AYDINLIK TÜRKİYE'NİN HABERCİSİ
Albaraka Türk

K Ü L T Ü R
İyi anne olmak da önemli
İYİ YAZAR OLMAK DA

Kadının konumunu irdeleyen eserlere imza atan Cihan Aktaş'ın son kitabı 'Halama Benzediğim İçin' Pınar Yayınları'ndan çıktı. Günlük hayatı naif bir bakışla yorumlayan yazarla hikayelerini konuştuk.

  • AYŞE OLGUN
    Evliliğin, özellikle de anneliğin kadının başarılarına engel olduğu görüşü sık savunulur. Hikayelerinizde ise, bir kadının içinde bulunduğu bu durumdan yola çıkıp yazısını beslediğini görüyoruz. Sizin için evlilik ve çocuk sahibi olmak, yazmak isteyen bir kadın için sorun mu?

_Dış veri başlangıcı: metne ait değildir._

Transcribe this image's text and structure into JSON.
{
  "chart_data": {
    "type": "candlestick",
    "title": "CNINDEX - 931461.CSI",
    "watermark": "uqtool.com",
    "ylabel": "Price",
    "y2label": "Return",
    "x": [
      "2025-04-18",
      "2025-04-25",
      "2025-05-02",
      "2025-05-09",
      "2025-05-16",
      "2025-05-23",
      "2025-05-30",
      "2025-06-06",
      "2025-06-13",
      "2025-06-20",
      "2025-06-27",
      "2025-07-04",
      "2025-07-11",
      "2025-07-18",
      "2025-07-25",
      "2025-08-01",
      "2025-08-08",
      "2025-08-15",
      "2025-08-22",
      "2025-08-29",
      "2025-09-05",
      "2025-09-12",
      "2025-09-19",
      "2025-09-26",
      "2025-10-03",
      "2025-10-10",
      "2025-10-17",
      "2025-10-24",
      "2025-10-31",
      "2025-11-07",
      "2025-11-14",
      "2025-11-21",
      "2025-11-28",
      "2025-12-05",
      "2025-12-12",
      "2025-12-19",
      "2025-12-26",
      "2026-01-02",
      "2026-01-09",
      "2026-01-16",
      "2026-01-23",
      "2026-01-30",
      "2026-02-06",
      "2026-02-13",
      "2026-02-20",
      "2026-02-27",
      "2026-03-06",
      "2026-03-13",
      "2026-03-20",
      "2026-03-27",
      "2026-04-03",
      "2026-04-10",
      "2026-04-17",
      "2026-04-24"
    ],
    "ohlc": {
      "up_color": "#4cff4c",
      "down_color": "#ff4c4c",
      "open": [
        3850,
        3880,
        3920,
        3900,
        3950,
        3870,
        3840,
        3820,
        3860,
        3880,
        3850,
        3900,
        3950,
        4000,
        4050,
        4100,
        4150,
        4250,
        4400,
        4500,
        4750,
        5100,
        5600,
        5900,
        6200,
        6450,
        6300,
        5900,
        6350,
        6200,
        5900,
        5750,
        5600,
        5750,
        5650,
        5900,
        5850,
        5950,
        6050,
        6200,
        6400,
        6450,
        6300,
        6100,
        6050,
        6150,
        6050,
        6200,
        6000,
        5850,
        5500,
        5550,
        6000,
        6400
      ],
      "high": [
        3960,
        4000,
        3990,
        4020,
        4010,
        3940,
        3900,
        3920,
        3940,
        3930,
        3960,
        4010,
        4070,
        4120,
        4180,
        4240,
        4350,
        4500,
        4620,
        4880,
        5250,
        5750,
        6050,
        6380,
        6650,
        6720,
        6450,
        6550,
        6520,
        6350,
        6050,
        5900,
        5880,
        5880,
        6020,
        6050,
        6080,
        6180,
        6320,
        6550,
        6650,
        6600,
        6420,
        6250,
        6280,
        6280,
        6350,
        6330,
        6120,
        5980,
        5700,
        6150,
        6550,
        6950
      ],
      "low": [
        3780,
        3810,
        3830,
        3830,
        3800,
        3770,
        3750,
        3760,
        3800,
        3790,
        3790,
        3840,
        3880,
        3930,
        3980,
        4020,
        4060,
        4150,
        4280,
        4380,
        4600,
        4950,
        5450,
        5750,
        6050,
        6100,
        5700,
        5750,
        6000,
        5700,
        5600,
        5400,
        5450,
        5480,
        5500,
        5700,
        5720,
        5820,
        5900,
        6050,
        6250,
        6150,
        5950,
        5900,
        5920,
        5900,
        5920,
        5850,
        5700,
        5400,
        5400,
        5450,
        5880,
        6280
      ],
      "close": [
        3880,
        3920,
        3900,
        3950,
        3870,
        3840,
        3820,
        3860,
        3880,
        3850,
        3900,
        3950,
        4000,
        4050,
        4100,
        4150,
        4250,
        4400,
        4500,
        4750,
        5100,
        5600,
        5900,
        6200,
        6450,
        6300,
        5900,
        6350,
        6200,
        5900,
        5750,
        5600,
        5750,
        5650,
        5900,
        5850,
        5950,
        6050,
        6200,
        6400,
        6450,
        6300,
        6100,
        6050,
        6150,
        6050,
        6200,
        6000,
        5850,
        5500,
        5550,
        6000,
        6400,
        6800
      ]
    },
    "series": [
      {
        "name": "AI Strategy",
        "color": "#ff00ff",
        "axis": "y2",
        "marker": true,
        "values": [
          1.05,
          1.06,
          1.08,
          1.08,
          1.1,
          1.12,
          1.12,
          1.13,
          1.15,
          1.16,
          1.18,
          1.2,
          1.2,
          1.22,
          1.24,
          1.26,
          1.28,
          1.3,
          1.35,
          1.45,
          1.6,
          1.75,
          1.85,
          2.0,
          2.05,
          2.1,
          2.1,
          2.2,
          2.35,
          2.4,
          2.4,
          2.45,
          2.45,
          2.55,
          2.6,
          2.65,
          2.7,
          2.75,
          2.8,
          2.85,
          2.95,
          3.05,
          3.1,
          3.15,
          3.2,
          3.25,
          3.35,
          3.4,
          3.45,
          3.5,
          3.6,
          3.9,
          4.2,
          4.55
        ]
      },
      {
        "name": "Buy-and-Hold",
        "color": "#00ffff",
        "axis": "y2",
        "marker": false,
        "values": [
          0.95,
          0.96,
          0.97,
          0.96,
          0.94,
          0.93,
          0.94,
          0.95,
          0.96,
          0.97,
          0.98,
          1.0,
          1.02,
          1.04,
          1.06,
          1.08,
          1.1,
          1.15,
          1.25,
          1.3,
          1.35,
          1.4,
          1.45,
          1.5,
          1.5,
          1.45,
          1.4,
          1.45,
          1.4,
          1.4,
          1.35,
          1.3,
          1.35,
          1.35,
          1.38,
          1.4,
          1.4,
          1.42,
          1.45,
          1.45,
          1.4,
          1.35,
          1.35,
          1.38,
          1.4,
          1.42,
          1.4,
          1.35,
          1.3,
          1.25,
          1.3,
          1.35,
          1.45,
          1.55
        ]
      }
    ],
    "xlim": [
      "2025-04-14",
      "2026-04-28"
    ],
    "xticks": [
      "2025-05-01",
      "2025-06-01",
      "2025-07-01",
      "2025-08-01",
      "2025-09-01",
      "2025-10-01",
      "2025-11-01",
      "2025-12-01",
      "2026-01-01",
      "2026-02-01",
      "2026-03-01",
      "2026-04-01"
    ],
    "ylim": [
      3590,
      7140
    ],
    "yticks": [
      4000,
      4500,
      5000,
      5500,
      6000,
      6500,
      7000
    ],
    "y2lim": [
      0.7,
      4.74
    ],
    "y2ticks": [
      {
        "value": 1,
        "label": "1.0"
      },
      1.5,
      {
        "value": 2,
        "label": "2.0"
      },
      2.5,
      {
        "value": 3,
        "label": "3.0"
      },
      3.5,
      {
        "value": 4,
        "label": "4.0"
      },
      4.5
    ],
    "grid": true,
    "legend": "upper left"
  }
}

    Anneliğin bir kadın için pek az şeyle kıyaslanacak şekilde öğretici, geliştirici olduğunu düşünüyorum. Başarı denilen şey zaten çok kesin, belirli ve güvenli bir paket değil. Kötü bir anne iyi bir yazar olabilir belki, hatta bu pek mümkün ama yazmayla yaşamayı birbirini kollayan, birbirini denetleyen ve bütünleyen olgular halinde gördüğünüzde, iyi bir yazar olmakla iyi bir anne olmayı aynı ölçüde önemsemeden edemezsiniz. Meslek sahibi, bir meslek ya da yetenek alanında idealleri olan yeni evli genç kadınlar hele bir de hemen anne olmuşlarsa paniğe kapılıyorlar; bir şeyler kesintiye uğrayacak, başlamış bir şeyler yarım kalacak diye. Çocuğun sorumluluğunun tamamen anneye bırakıldığı çekirdek aile için bu panik o kadar da anlamsız değil aslında. Çok istersek bir şeyler ince bağlar aracılığıyla da olsa sürekliliğini koruyabilir ama bu bizim çabamıza bağlı. Bu tür bir kesinti korkusunu ben de yaşadım ama bugün iyi ki yaşamışım diyorum. İçinde bulunurken zaman zaman kolay olmayabiliyor ama yazıya dökülmeye değecek kadar insanın derinlerine yerleşen hiçbir tecrübe de kolay yaşanmaz zaten. Bu yıllarda geçmiş yıllara nispeten yazıya daha fazla zaman ayırabiliyorum. Yazıya ayırdığım süre azalsa da süreklidir. Bazen hiçbir şey yazmadan bilgisayarın karşısından kalktığım olur, bazen de bir düzeltme için oturmuşken sayfalar yazabilirim.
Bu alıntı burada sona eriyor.